Mother of Christ, O Star of the sea
Pray for the wanderer, pray for me.
O gentle, chaste, and spotless Maid,
We sinners make our prayers through thee;
Remind thy Son that He has paid
The price of our iniquity.
Virgin most pure, O star of the sea,
Pray for the sinner, pray for me.
And while to Him Who reigns above
In Godhead one, in Persons three,
The Source of life, of grace, of love,
Homage we pay on bended knee:
Do thou, bright Queen, O star of the sea,
Pray for thy children, pray for me.

Just typing it had me singing.....

anyways... The TdM Star stills reminds me of Venus, even though the previous poetry was beautiful.

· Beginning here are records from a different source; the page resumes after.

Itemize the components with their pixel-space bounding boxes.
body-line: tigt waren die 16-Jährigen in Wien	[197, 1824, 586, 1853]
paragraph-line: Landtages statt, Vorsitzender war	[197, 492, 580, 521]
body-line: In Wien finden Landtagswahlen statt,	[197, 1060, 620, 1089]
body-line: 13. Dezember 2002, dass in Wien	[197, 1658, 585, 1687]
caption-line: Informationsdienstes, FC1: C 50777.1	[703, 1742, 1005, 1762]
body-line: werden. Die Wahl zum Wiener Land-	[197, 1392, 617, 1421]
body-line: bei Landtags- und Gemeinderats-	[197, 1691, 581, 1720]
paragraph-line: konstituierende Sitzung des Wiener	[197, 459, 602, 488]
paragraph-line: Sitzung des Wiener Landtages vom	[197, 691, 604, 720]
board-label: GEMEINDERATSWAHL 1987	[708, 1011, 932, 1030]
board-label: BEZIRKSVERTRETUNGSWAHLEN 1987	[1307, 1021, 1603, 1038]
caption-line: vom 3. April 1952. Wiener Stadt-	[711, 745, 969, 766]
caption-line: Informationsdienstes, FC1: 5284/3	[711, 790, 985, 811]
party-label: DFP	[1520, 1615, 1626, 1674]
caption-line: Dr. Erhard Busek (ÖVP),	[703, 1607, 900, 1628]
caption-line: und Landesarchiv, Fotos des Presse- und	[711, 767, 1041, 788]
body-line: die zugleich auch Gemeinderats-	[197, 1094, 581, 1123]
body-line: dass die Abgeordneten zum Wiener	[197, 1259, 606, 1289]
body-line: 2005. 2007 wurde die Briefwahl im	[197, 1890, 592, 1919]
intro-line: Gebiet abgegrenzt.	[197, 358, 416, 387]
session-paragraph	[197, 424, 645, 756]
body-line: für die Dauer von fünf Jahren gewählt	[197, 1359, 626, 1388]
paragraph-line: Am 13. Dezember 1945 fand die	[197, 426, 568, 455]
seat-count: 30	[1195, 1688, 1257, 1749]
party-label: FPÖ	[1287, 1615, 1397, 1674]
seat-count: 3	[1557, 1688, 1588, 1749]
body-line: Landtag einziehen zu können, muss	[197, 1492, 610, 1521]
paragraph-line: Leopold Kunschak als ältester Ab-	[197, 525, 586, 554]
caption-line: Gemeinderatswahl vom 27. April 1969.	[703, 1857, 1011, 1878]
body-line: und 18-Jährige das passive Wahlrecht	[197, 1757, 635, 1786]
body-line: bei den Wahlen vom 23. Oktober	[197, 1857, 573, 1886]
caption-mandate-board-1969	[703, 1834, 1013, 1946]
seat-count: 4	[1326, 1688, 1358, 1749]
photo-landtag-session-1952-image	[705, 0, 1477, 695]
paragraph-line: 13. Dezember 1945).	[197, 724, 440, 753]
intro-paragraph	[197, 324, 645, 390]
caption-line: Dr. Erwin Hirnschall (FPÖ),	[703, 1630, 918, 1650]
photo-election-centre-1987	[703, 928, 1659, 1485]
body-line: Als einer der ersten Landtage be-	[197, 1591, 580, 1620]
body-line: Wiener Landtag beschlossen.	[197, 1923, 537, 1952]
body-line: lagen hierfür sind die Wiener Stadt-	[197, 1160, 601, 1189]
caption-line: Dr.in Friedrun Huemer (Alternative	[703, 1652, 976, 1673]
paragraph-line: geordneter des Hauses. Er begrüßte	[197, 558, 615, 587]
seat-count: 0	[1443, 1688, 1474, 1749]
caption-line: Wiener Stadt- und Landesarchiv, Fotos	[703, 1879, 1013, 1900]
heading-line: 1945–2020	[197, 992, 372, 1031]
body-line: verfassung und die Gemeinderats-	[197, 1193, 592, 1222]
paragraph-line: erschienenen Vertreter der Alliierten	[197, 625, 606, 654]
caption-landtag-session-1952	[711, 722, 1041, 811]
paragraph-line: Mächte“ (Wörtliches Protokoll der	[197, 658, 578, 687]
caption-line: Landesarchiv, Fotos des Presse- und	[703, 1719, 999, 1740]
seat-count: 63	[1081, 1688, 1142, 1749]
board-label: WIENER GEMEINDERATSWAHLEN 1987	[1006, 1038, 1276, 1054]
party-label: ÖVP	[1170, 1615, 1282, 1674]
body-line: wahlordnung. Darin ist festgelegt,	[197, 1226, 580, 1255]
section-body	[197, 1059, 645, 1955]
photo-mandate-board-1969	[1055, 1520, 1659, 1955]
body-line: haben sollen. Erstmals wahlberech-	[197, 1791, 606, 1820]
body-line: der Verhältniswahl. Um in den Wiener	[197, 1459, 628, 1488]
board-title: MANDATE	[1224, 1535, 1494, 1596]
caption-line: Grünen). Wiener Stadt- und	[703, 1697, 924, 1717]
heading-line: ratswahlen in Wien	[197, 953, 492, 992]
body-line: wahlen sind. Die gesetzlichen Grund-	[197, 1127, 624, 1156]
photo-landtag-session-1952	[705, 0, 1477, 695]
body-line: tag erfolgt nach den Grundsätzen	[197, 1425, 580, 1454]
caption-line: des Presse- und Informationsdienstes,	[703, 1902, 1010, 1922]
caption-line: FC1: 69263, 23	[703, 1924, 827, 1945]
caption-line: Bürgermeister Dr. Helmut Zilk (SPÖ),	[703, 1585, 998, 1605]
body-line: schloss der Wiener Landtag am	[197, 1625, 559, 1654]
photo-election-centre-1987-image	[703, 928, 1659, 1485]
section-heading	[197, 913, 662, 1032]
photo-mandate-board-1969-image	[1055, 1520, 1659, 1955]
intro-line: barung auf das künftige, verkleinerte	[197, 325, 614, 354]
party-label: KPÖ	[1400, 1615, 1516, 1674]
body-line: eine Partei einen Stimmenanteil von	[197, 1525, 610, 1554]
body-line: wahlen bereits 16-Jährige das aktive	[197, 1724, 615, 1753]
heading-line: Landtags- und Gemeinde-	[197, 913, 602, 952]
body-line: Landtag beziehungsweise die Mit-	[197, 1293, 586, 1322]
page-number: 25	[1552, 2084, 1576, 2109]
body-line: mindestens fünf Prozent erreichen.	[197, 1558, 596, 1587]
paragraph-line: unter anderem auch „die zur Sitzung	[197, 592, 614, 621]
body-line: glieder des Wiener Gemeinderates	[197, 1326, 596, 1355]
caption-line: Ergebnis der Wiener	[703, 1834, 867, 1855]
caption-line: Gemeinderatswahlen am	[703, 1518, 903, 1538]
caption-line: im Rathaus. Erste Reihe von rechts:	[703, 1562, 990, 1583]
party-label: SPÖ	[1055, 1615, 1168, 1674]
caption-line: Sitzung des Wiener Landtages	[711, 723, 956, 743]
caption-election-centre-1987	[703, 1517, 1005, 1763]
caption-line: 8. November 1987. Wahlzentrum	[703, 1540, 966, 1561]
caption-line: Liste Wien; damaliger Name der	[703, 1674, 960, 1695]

The lady pours upon the the land as Morning Star and pours upon the water as Evening star (milky way).
The remarkable brightness of Venus gains lustre from her nearness to Earth.
When we are in love or Love we become brighter too. Venus is Earth's sibling twin the Vamp. She turns toward the Sun and sizzles.She is the example of the ground of Hope that we love ourselves and our planet; she shows herself as a term of pregnancy (40 weeks) to remind us she is barren and life is here if we take care.